Mental health impacts of pandemic on Toronto's young people could linger for years: report
CBC
A wide-ranging new report that tracks the quality of life in Toronto is sounding the alarm about a looming crisis for the city's young people in the years ahead.
Compiling information gleaned from hundreds of studies, interviews and articles, the Toronto Foundation's 2021 Vital Signs report warns of "alarming increases in mental health challenges" for children and youth in the city over the past two years.
That includes more young people reporting feelings of loneliness, an uptick in visits to the Hospital for Sick Children emergency room over suicidal ideation, and increasing numbers of eating disorders.
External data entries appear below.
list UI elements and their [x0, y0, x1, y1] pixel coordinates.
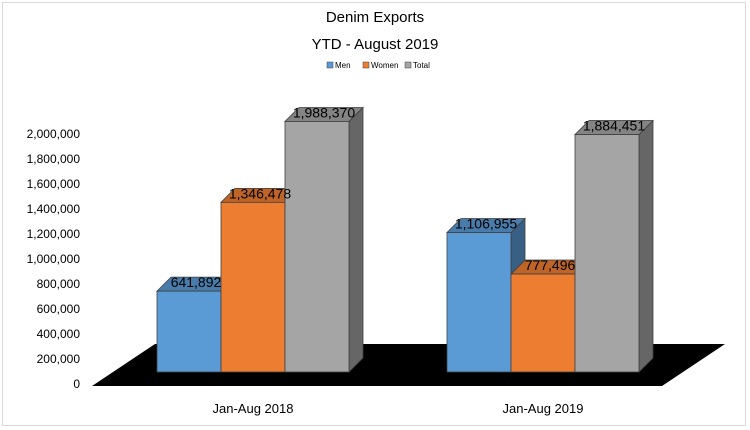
y-tick-label: 1,200,000	[27, 227, 81, 241]
bar-front	[510, 273, 576, 373]
data-label-total-jan-aug-2019: 1,884,451	[583, 118, 645, 134]
bar-front	[446, 232, 512, 373]
y-tick-label: 2,000,000	[27, 127, 81, 141]
bar-total-jan-aug-2018	[284, 106, 364, 373]
legend-item-women: Women	[362, 61, 398, 70]
bar-front	[156, 290, 222, 373]
data-label-total-jan-aug-2018: 1,988,370	[293, 104, 355, 120]
y-tick-label: 0	[73, 377, 80, 391]
bar-side	[638, 119, 654, 373]
legend-label: Total	[413, 61, 430, 70]
y-tick-label: 1,000,000	[27, 252, 81, 266]
y-tick-label: 400,000	[37, 327, 81, 341]
legend-label: Women	[371, 61, 398, 70]
bar-front	[284, 121, 350, 373]
category-label-jan-aug-2018: Jan-Aug 2018	[213, 401, 294, 416]
y-tick-label: 800,000	[37, 277, 81, 291]
legend-swatch	[404, 61, 412, 69]
bar-front	[220, 201, 286, 373]
y-tick-label: 1,400,000	[27, 202, 81, 216]
chart-frame	[2, 2, 746, 426]
legend-item-men: Men	[326, 61, 351, 70]
y-tick-label: 600,000	[37, 302, 81, 316]
bar-total-jan-aug-2019	[574, 119, 654, 373]
legend: Men Women Total	[326, 61, 430, 70]
legend-item-total: Total	[404, 61, 430, 70]
legend-label: Men	[335, 61, 351, 70]
y-tick-label: 1,800,000	[27, 152, 81, 166]
data-label-women-jan-aug-2019: 777,496	[525, 257, 576, 273]
category-label-jan-aug-2019: Jan-Aug 2019	[503, 401, 584, 416]
bar-side	[348, 106, 364, 373]
data-label-men-jan-aug-2019: 1,106,955	[455, 216, 517, 232]
legend-swatch	[362, 61, 370, 69]
chart-subtitle: YTD - August 2019	[312, 36, 439, 53]
bar-front	[574, 134, 640, 373]
y-tick-label: 200,000	[37, 352, 81, 366]
data-label-men-jan-aug-2018: 641,892	[171, 274, 222, 290]
data-label-women-jan-aug-2018: 1,346,478	[229, 185, 291, 201]
y-tick-label: 1,600,000	[27, 177, 81, 191]
legend-swatch	[326, 61, 334, 69]
chart-title: Denim Exports	[326, 9, 424, 26]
Those trends, coupled with a ballooning waiting list for services, are leading to widespread concerns that the impact of the last two years on mental health will continue on long after the pandemic is over.
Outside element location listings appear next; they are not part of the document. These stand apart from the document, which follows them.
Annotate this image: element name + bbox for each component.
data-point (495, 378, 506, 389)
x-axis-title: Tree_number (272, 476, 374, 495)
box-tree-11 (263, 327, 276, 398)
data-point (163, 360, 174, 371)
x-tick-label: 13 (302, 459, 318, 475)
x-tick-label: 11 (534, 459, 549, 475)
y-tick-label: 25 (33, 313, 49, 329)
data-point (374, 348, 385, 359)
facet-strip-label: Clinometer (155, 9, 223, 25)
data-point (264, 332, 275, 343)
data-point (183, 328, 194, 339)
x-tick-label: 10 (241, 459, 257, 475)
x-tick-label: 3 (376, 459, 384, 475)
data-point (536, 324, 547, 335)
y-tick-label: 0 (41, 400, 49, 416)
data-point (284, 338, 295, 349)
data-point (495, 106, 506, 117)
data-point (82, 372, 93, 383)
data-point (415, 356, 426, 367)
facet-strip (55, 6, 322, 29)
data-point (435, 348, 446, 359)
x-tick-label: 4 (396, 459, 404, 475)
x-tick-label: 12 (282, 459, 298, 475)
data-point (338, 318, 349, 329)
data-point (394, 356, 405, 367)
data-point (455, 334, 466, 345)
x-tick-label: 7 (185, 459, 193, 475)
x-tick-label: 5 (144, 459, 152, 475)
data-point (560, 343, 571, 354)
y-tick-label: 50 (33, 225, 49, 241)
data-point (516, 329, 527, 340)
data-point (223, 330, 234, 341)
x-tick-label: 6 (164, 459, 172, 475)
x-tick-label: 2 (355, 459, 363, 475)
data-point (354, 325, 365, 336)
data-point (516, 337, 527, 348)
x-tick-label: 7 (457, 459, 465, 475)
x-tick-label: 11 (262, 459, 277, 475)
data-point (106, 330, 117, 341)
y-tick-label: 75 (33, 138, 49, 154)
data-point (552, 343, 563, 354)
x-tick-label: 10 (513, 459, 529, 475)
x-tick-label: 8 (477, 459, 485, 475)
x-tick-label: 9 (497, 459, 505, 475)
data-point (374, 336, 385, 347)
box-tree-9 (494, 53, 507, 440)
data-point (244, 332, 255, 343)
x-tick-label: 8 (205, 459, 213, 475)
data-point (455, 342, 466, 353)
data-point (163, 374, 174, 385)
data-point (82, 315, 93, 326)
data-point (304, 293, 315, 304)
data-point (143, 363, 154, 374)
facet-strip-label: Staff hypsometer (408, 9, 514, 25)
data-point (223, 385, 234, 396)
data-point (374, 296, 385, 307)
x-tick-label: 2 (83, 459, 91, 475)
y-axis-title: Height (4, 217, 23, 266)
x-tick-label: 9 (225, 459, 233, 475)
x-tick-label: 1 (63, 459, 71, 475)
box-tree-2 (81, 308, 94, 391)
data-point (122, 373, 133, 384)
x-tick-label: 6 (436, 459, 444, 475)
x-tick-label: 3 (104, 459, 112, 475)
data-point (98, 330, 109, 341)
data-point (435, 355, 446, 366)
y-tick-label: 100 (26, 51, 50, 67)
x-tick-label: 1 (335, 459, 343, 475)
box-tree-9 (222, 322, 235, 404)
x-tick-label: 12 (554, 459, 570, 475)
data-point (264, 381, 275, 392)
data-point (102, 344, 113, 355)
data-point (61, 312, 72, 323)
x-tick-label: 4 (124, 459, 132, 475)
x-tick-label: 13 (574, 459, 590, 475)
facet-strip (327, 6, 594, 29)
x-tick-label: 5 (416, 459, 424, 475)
"We are concerned that long-term anxiety and depression become life-long illnesses and burdens for our children to carry," said Toronto Foundation president and CEO Sharon Avery.
Avery called mental health challenges a "shadow pandemic" that runs the risk of "overrunning the mental health system, which was already overburdened, particularly for youth."
In early 2020, Children's Mental Health Ontario (CMHO) released numbers showing that some 28,000 children and youth under the age of 18 were waiting for mental health and addiction services — more than double the 2017 waiting list.